On the heels of the report’s release, Prime Minister Erdogan demanded that Israel apologize. Prime Minister Netanyahu, while offering his regrets at the loss of life, refused, saying that Israel would never apologize for defending itself.
This was not good enough for Erdogan, who expelled the Israeli ambassador and cut military ties with the Jewish state. And in an interview with Al Jazeera television, Erdogan stated that the Gaza flotilla raid was “a cause for war” and that future Gaza-bound aid ships would be accompanied by Turkish war ships. He has since walked back from that last statement, saying that Turkey would not deploy its ships as long as Israel did not intercept the aid vessels in international waters. But the threat is there, and a clash between the Israeli and Turkish navies is a possibility if Erdogan carries through on his threat.
Erdogan’s government has now completely turned away from the West and is facing toward Iran and the Middle East. Some observers believe Erdogan wishes to supplant President Ahmadinejad of Iran as the number one champion of the Palestinians in the region. To that end, Erdogan has embarked on a tour of Arab nations, including Egypt, where he arrived to cheering throngs who chanted “Egypt-Turkey: one fist” and “brave Erdogan welcome to your second home.” His goal is to isolate Israel even further by developing a strategic partnership with Egypt, Tunisia, and other Arab countries. Given his anti-Israeli stance, he has become very popular on the Arab street and especially in Egypt, where the Israeli embassy was overrun by a mob of protesters over the weekend, forcing a harrowing evacuation of embassy personnel, including the ambassador.
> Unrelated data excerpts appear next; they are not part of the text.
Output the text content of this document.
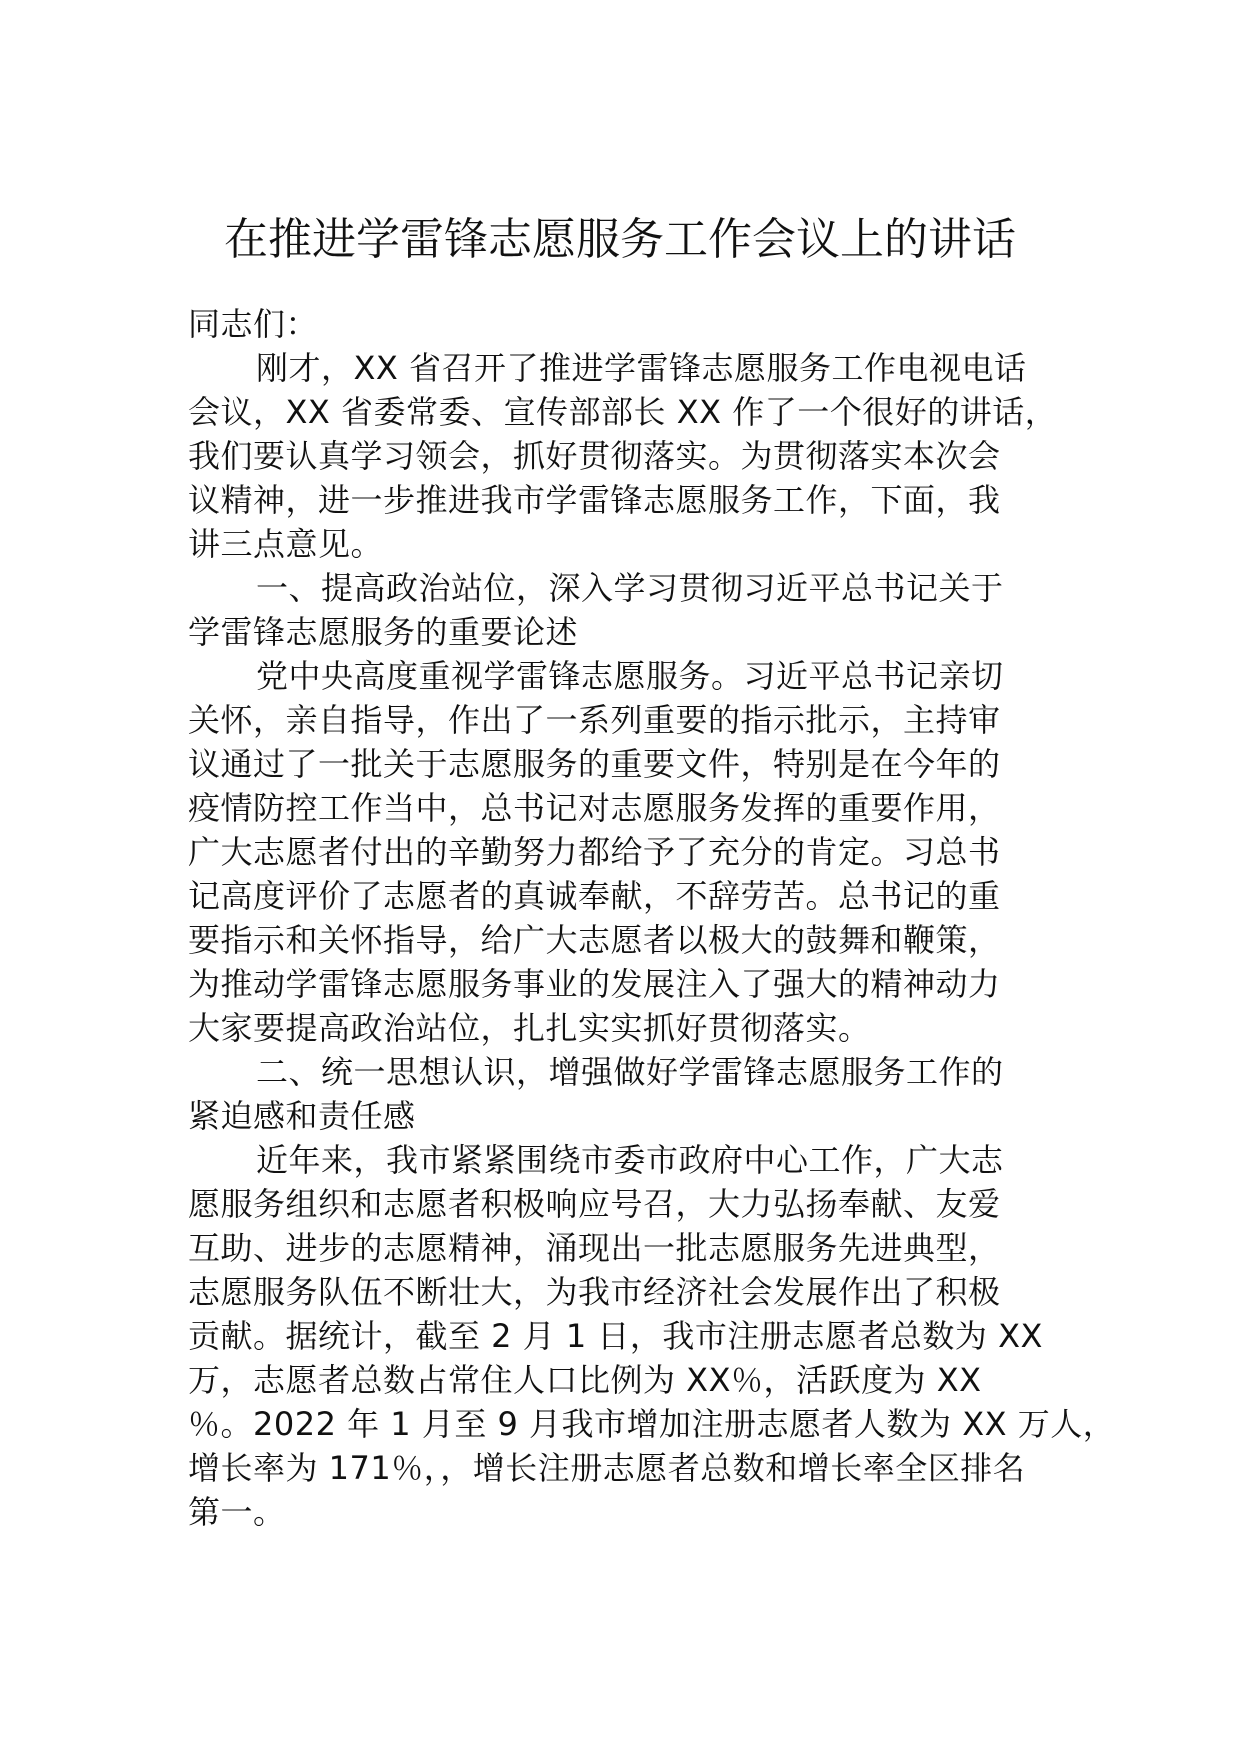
在推进学雷锋志愿服务工作会议上的讲话

同志们：

刚才，XX 省召开了推进学雷锋志愿服务工作电视电话

会议，XX 省委常委、宣传部部长 XX 作了一个很好的讲话，

我们要认真学习领会，抓好贯彻落实。为贯彻落实本次会

议精神，进一步推进我市学雷锋志愿服务工作，下面，我

讲三点意见。

一、提高政治站位，深入学习贯彻习近平总书记关于

学雷锋志愿服务的重要论述

党中央高度重视学雷锋志愿服务。习近平总书记亲切

关怀，亲自指导，作出了一系列重要的指示批示，主持审

议通过了一批关于志愿服务的重要文件，特别是在今年的

疫情防控工作当中，总书记对志愿服务发挥的重要作用，

广大志愿者付出的辛勤努力都给予了充分的肯定。习总书

记高度评价了志愿者的真诚奉献，不辞劳苦。总书记的重

要指示和关怀指导，给广大志愿者以极大的鼓舞和鞭策，

为推动学雷锋志愿服务事业的发展注入了强大的精神动力

大家要提高政治站位，扎扎实实抓好贯彻落实。

二、统一思想认识，增强做好学雷锋志愿服务工作的

紧迫感和责任感

近年来，我市紧紧围绕市委市政府中心工作，广大志

愿服务组织和志愿者积极响应号召，大力弘扬奉献、友爱

互助、进步的志愿精神，涌现出一批志愿服务先进典型，

志愿服务队伍不断壮大，为我市经济社会发展作出了积极

贡献。据统计，截至 2 月 1 日，我市注册志愿者总数为 XX

万，志愿者总数占常住人口比例为 XX％，活跃度为 XX

％。2022 年 1 月至 9 月我市增加注册志愿者人数为 XX 万人，

增长率为 171％，，增长注册志愿者总数和增长率全区排名

第一。
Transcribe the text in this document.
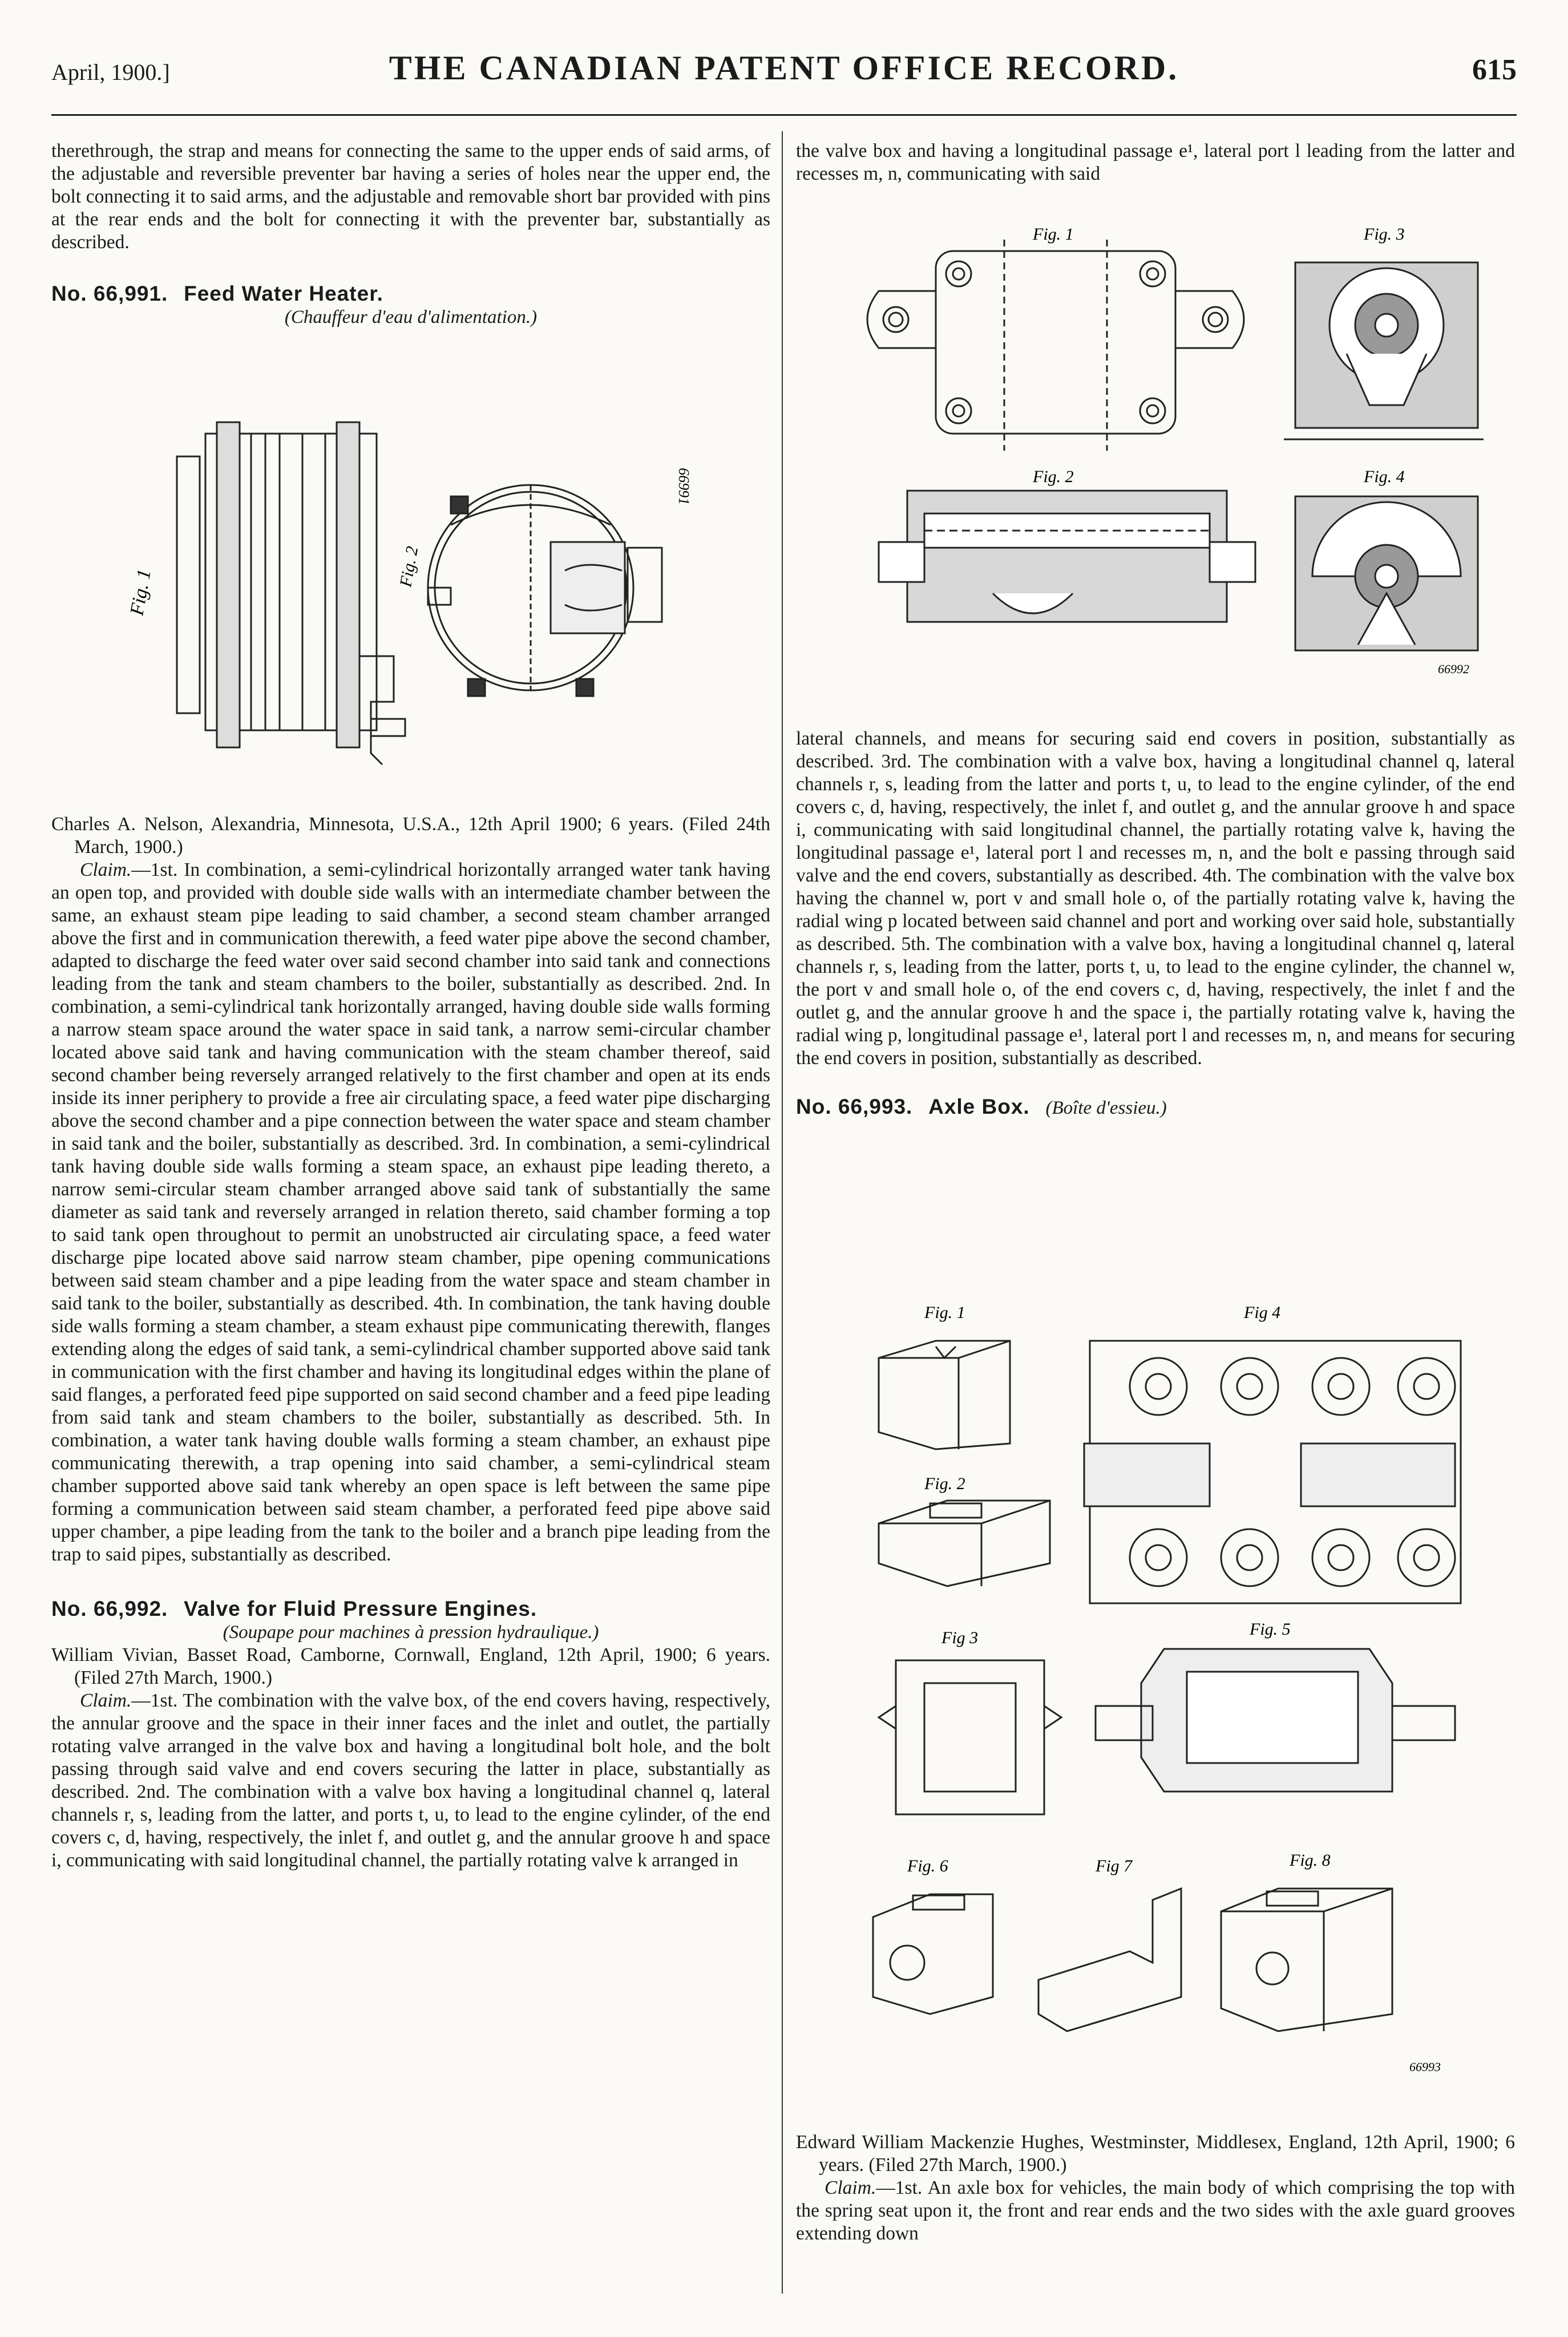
April, 1900.]	THE CANADIAN PATENT OFFICE RECORD.	615

therethrough, the strap and means for connecting the same to the upper ends of said arms, of the adjustable and reversible preventer bar having a series of holes near the upper end, the bolt connecting it to said arms, and the adjustable and removable short bar provided with pins at the rear ends and the bolt for connecting it with the preventer bar, substantially as described.

No. 66,991. Feed Water Heater.

(Chauffeur d'eau d'alimentation.)

Fig. 1
Fig. 2
66991

Charles A. Nelson, Alexandria, Minnesota, U.S.A., 12th April 1900; 6 years. (Filed 24th March, 1900.)

Claim.—1st. In combination, a semi-cylindrical horizontally arranged water tank having an open top, and provided with double side walls with an intermediate chamber between the same, an exhaust steam pipe leading to said chamber, a second steam chamber arranged above the first and in communication therewith, a feed water pipe above the second chamber, adapted to discharge the feed water over said second chamber into said tank and connections leading from the tank and steam chambers to the boiler, substantially as described. 2nd. In combination, a semi-cylindrical tank horizontally arranged, having double side walls forming a narrow steam space around the water space in said tank, a narrow semi-circular chamber located above said tank and having communication with the steam chamber thereof, said second chamber being reversely arranged relatively to the first chamber and open at its ends inside its inner periphery to provide a free air circulating space, a feed water pipe discharging above the second chamber and a pipe connection between the water space and steam chamber in said tank and the boiler, substantially as described. 3rd. In combination, a semi-cylindrical tank having double side walls forming a steam space, an exhaust pipe leading thereto, a narrow semi-circular steam chamber arranged above said tank of substantially the same diameter as said tank and reversely arranged in relation thereto, said chamber forming a top to said tank open throughout to permit an unobstructed air circulating space, a feed water discharge pipe located above said narrow steam chamber, pipe opening communications between said steam chamber and a pipe leading from the water space and steam chamber in said tank to the boiler, substantially as described. 4th. In combination, the tank having double side walls forming a steam chamber, a steam exhaust pipe communicating therewith, flanges extending along the edges of said tank, a semi-cylindrical chamber supported above said tank in communication with the first chamber and having its longitudinal edges within the plane of said flanges, a perforated feed pipe supported on said second chamber and a feed pipe leading from said tank and steam chambers to the boiler, substantially as described. 5th. In combination, a water tank having double walls forming a steam chamber, an exhaust pipe communicating therewith, a trap opening into said chamber, a semi-cylindrical steam chamber supported above said tank whereby an open space is left between the same pipe forming a communication between said steam chamber, a perforated feed pipe above said upper chamber, a pipe leading from the tank to the boiler and a branch pipe leading from the trap to said pipes, substantially as described.

No. 66,992. Valve for Fluid Pressure Engines.

(Soupape pour machines à pression hydraulique.)

William Vivian, Basset Road, Camborne, Cornwall, England, 12th April, 1900; 6 years. (Filed 27th March, 1900.)

Claim.—1st. The combination with the valve box, of the end covers having, respectively, the annular groove and the space in their inner faces and the inlet and outlet, the partially rotating valve arranged in the valve box and having a longitudinal bolt hole, and the bolt passing through said valve and end covers securing the latter in place, substantially as described. 2nd. The combination with a valve box having a longitudinal channel q, lateral channels r, s, leading from the latter, and ports t, u, to lead to the engine cylinder, of the end covers c, d, having, respectively, the inlet f, and outlet g, and the annular groove h and space i, communicating with said longitudinal channel, the partially rotating valve k arranged in

the valve box and having a longitudinal passage e¹, lateral port l leading from the latter and recesses m, n, communicating with said

Fig. 1	Fig. 3
Fig. 2	Fig. 4
66992

lateral channels, and means for securing said end covers in position, substantially as described. 3rd. The combination with a valve box, having a longitudinal channel q, lateral channels r, s, leading from the latter and ports t, u, to lead to the engine cylinder, of the end covers c, d, having, respectively, the inlet f, and outlet g, and the annular groove h and space i, communicating with said longitudinal channel, the partially rotating valve k, having the longitudinal passage e¹, lateral port l and recesses m, n, and the bolt e passing through said valve and the end covers, substantially as described. 4th. The combination with the valve box having the channel w, port v and small hole o, of the partially rotating valve k, having the radial wing p located between said channel and port and working over said hole, substantially as described. 5th. The combination with a valve box, having a longitudinal channel q, lateral channels r, s, leading from the latter, ports t, u, to lead to the engine cylinder, the channel w, the port v and small hole o, of the end covers c, d, having, respectively, the inlet f and the outlet g, and the annular groove h and the space i, the partially rotating valve k, having the radial wing p, longitudinal passage e¹, lateral port l and recesses m, n, and means for securing the end covers in position, substantially as described.

No. 66,993. Axle Box. (Boîte d'essieu.)

Fig. 1	Fig 4
Fig. 2
Fig 3	Fig. 5
Fig. 6	Fig 7	Fig. 8
66993

Edward William Mackenzie Hughes, Westminster, Middlesex, England, 12th April, 1900; 6 years. (Filed 27th March, 1900.)

Claim.—1st. An axle box for vehicles, the main body of which comprising the top with the spring seat upon it, the front and rear ends and the two sides with the axle guard grooves extending down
The attack on the embassy was the second in less than a month. The first incident occurred following a terrorist attack in Israel that killed seven civilians and two soldiers. The attackers infiltrated into Israel from the Egyptian side of the Sinai border crossing, and in hot pursuit of the terrorists – who were reportedly dressed in Egyptian police uniforms – three members of Egyptian security were accidentally killed by the IDF. The incident resulted in a crowd of several thousand besieging the Israeli embassy, with one man ascending to the roof of the building and tearing down the Israeli flag and replacing it with the Egyptian standard, while police and military members stood by and watched.
The second incident occurred on Friday, when thousands of Egyptians broke through the wall surrounding the embassy, trapping the ambassador and other personnel inside the building while the mob vandalized several rooms. Repeated calls to the Egyptian head of state, Field Marshal Tantawi, by US defense secretary Leon Panetta went for naught when the authorities claimed the field marshal couldn’t be found. Panetta wanted to urge the Egyptians to launch an immediate rescue operation, but Tantawi’s mysterious disappearance intensified speculation that Egypt’s generals had deliberately failed to protect the embassy for political gain.
Eventually, Egyptian commandos rescued the Israelis, but only after Panetta warned the Egyptian government of “serious consequences” if any Israelis were killed.